We had at least five different standing tasks on the roof at any given time. The most important was to keep an overview for as long as we could on any patrol that went out. If they came under fire, we would help out by trying to spot for the gunmen. And if any of them got into the shit at night, we'd be ready to pop up an illume round from a 51mm mortar tube.

The 51 is small and light enough to fit in a backpack. It has an accurate range of anything between 200 and 800 metres. We mostly used it for illume.

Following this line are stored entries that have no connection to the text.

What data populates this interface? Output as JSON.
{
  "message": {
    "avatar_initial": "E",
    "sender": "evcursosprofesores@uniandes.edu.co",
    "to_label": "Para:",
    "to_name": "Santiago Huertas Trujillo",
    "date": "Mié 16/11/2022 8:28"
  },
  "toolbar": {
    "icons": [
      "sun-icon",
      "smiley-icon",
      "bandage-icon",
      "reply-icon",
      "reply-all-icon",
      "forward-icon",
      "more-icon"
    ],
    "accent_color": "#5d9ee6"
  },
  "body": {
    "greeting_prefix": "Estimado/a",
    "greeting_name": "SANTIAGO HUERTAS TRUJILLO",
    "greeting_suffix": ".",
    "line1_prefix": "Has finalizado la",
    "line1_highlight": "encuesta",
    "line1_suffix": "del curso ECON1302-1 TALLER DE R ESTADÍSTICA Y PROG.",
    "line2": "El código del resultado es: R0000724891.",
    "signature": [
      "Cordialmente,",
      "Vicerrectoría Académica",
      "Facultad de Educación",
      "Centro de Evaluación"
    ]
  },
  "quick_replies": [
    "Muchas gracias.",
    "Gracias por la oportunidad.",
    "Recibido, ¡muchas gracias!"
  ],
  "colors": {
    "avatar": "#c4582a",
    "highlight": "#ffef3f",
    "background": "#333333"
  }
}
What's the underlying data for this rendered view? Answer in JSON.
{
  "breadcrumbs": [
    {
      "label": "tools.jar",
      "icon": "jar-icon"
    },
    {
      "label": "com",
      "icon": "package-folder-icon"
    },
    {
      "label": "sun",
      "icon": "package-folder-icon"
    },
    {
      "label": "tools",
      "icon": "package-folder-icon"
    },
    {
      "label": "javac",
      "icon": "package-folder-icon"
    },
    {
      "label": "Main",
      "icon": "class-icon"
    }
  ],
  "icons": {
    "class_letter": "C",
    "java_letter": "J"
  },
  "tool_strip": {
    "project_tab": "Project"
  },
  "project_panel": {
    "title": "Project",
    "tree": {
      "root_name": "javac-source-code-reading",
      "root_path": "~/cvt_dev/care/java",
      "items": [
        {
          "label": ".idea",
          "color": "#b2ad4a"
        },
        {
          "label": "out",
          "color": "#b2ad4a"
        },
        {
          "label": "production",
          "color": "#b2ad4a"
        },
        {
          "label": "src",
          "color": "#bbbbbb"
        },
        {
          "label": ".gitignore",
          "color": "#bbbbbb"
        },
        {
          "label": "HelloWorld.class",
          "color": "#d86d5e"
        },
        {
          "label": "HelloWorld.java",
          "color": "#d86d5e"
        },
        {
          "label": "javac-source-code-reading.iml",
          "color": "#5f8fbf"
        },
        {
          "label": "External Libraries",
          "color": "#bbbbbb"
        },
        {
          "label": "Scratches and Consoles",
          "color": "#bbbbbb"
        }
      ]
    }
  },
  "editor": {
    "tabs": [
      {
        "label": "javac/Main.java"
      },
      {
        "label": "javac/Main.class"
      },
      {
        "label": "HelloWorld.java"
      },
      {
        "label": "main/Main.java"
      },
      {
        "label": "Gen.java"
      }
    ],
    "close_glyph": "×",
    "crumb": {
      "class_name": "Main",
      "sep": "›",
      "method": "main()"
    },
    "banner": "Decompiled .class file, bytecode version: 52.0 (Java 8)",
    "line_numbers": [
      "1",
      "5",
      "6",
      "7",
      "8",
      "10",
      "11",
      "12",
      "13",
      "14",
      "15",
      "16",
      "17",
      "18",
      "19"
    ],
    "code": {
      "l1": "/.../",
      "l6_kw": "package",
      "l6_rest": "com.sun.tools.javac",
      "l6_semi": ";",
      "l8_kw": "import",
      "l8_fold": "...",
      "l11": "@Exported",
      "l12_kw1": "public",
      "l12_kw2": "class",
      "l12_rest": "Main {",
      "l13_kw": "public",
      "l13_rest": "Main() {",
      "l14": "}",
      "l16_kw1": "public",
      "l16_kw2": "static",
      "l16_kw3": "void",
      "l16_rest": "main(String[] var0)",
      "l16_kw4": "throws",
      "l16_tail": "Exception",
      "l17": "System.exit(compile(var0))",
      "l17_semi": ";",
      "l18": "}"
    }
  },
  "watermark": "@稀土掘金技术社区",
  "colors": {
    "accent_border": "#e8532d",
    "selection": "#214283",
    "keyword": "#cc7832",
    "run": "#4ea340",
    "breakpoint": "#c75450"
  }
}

Like all mortars, you simply put them down the tube and then pull a lever which smacks a hammer onto the round's firing pin, igniting it. And an illume is just a bloody great lump of burning magnesium that falls slowly down to earth on a little parachute. It burns with the brightness of 10,000 candles. It's like turning on a giant floodlight over the town for sixty seconds. If need be, it could also fire high explosive rounds.

During daylight I made sure there were always at least two sniping pairs on the roof, one in Rooftop and one in Top Sangar. Often, there were many more than that. Many of the lads used to come up in their free time as well because they enjoyed the work so much.

As with any soldier there, we had an automatic clearance to shoot people, and kill them, if we really thought it was necessary. We didn't need to ask for permission. But I was careful to remind the boys of the British forces' strict rules of engagement at that time.

'Remember boys, do not open fire unless you perceive a direct threat to life. We need to catch these sods in the act of trying to kill us or someone else. That means grenade in hand about to be thrown, or AK47 brought up to aim. You know the drill.'

They didn't really need telling. Each and every one of them was a professional and knew you don't kill unless there is a clear military purpose. It's a waste of a perfectly good round.

We had all our kit laid out next to us. Everything was at arm's reach when we needed it. The place soon began to resemble a craftsman's workshop.

'I'm like a pig in shit up here,' Pikey announced to Ads.

'Yeah, you smell like one too, mate.'

The L96 took a box magazine that holds eleven rounds. So as well as the one in your rifle, we'd also lay out three to grab if they were needed. The rifle takes ball ammunition, exactly the same sort as a normal 7.62mm bullet. The only difference is it's green spot ammunition. Green spot is the first batch hot off the presses from a new mould. If you've just made 50,000 rounds, the first 5,000 will be the very best, so they mark them with a little green spot. After a while with metal clunking against metal, small nicks and dents will develop in the bullets. They could minutely affect the round's trajectory in flight. That's why the best stuff is always held over as sniper ammunition. We never use tracer, which lights up a few metres out of the barrel to show you where you are shooting. First of all, we know where we are shooting. Second, it will betray our position.